To simplify and decrease weight, all instruments are fixed. While in orbit at Jupiter, the spinning spacecraft will sweep the fields of view of its instruments through space once for each rotation. At two rotations per minute, the instruments’ fields of view sweep across Jupiter about 400 times in the two hours it takes Juno to fly from pole to pole.

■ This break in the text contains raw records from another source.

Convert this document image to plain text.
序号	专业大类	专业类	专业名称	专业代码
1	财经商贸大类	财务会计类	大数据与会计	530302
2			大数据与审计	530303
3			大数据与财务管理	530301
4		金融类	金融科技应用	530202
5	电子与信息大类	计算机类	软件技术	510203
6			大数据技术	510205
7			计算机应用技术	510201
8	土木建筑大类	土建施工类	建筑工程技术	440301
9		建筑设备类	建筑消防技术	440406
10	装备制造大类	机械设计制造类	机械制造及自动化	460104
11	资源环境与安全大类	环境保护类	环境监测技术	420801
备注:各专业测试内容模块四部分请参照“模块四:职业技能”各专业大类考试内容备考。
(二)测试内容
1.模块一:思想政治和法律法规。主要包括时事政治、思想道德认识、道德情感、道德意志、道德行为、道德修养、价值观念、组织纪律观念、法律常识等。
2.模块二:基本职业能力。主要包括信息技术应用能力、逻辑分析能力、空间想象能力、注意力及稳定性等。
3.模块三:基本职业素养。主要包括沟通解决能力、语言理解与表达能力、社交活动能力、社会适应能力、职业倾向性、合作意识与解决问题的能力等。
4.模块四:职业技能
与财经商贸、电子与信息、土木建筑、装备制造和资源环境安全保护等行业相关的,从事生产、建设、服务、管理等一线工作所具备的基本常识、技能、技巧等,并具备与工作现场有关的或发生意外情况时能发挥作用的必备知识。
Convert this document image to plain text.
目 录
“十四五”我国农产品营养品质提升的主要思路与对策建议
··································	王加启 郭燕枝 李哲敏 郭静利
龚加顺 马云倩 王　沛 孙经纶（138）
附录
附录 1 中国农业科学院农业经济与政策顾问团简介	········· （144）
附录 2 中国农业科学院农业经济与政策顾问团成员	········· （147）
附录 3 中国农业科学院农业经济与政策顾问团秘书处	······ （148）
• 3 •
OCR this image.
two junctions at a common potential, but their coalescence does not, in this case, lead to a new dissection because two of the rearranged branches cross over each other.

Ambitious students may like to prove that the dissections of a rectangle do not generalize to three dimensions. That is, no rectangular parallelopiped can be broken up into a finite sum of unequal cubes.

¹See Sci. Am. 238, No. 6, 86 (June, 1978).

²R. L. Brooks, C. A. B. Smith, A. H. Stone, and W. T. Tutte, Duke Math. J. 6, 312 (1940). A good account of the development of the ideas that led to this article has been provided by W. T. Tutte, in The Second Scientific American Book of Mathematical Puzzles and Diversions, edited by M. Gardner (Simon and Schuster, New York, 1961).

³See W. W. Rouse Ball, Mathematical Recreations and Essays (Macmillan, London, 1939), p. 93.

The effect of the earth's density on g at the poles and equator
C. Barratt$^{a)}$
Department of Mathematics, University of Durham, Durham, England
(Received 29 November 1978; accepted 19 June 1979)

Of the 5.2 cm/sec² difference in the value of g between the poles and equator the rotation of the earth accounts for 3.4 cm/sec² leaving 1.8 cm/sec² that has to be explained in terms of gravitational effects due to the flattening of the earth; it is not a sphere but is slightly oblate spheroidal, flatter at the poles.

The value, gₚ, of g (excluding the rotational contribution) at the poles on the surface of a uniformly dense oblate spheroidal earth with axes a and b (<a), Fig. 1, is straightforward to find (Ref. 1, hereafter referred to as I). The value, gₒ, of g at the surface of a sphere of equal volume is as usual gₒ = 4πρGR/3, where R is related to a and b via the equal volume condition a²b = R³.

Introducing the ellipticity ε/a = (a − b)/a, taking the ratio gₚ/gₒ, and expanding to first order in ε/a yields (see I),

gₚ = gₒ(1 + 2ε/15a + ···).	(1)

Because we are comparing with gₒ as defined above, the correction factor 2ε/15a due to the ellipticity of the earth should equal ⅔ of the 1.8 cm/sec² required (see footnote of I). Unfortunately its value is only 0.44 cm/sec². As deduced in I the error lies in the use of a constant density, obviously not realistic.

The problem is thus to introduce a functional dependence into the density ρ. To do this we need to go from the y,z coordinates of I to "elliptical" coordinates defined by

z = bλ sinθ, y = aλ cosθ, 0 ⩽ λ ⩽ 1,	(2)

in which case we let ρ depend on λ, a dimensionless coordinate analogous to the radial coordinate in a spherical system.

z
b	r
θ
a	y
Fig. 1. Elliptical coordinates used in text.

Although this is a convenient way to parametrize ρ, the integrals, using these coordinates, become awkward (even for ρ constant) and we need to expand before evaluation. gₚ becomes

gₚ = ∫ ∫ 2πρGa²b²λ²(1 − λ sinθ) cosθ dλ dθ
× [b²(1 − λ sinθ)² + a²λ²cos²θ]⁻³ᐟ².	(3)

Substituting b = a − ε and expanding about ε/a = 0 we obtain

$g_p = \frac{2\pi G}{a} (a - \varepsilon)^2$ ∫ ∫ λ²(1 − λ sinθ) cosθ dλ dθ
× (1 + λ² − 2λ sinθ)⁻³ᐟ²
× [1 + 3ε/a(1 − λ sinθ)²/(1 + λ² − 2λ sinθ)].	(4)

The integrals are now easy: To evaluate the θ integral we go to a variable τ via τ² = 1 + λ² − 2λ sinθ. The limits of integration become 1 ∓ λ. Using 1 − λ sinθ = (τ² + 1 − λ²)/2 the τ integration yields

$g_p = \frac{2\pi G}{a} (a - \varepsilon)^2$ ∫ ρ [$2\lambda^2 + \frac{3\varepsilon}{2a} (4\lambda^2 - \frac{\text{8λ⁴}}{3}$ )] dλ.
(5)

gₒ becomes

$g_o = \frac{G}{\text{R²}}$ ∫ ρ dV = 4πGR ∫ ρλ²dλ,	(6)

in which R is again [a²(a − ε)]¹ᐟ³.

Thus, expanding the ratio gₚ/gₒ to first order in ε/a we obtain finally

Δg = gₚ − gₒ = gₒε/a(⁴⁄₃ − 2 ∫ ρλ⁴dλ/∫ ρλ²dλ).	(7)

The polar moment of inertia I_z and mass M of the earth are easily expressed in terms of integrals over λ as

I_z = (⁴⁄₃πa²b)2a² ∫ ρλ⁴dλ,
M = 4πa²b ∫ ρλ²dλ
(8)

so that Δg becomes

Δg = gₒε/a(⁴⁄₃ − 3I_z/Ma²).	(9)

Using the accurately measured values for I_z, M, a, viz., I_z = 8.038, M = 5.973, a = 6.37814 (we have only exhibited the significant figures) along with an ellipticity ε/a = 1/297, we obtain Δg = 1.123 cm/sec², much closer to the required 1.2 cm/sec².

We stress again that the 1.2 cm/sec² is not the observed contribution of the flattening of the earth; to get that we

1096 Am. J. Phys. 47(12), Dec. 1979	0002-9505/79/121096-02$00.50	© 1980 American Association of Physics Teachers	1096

Power generation is provided by three solar arrays consisting of 11 solar panels and one MAG boom. Two 55 amp-hour lithium-ion batteries provide power when Juno is off-sun or in eclipse, and are tolerant of the Jupiter radiation environment. The power modes during science orbits are sized for either data collection during an orbit emphasizing microwave radiometry or gravity science.

Solar innovations

Jupiter’s orbit is five times farther from the sun than Earth’s, so the giant planet receives 25 times less sunlight than Earth. Juno will be the first solar-powered spacecraft designed to operate at such a great distance from the sun, thus the surface area of solar panels required to generate adequate power is quite large. Juno benefits from advances in solar cell design with modern cells that are 50 percent more efficient and radiation-tolerant than silicon cells available for space missions 20 years ago. The mission’s power needs are modest. Juno has energy-efficient science instruments.

Solar power is possible on Juno due to the energyefficient instruments and spacecraft, a mission design that can avoid Jupiter’s shadow and a polar orbit that minimizes the total radiation. The spacecraft’s three solar panels extend outward from Juno’s hexagonal body, giving the overall spacecraft a span of more than 66 feet (20 meters). The solar panels will remain in sunlight continuously from launch through end of mission, except for a few minutes during the Earth flyby. Before deployment in space, the solar panels are folded into four-hinged segments so the spacecraft can fit into the launch vehicle’s payload fairing.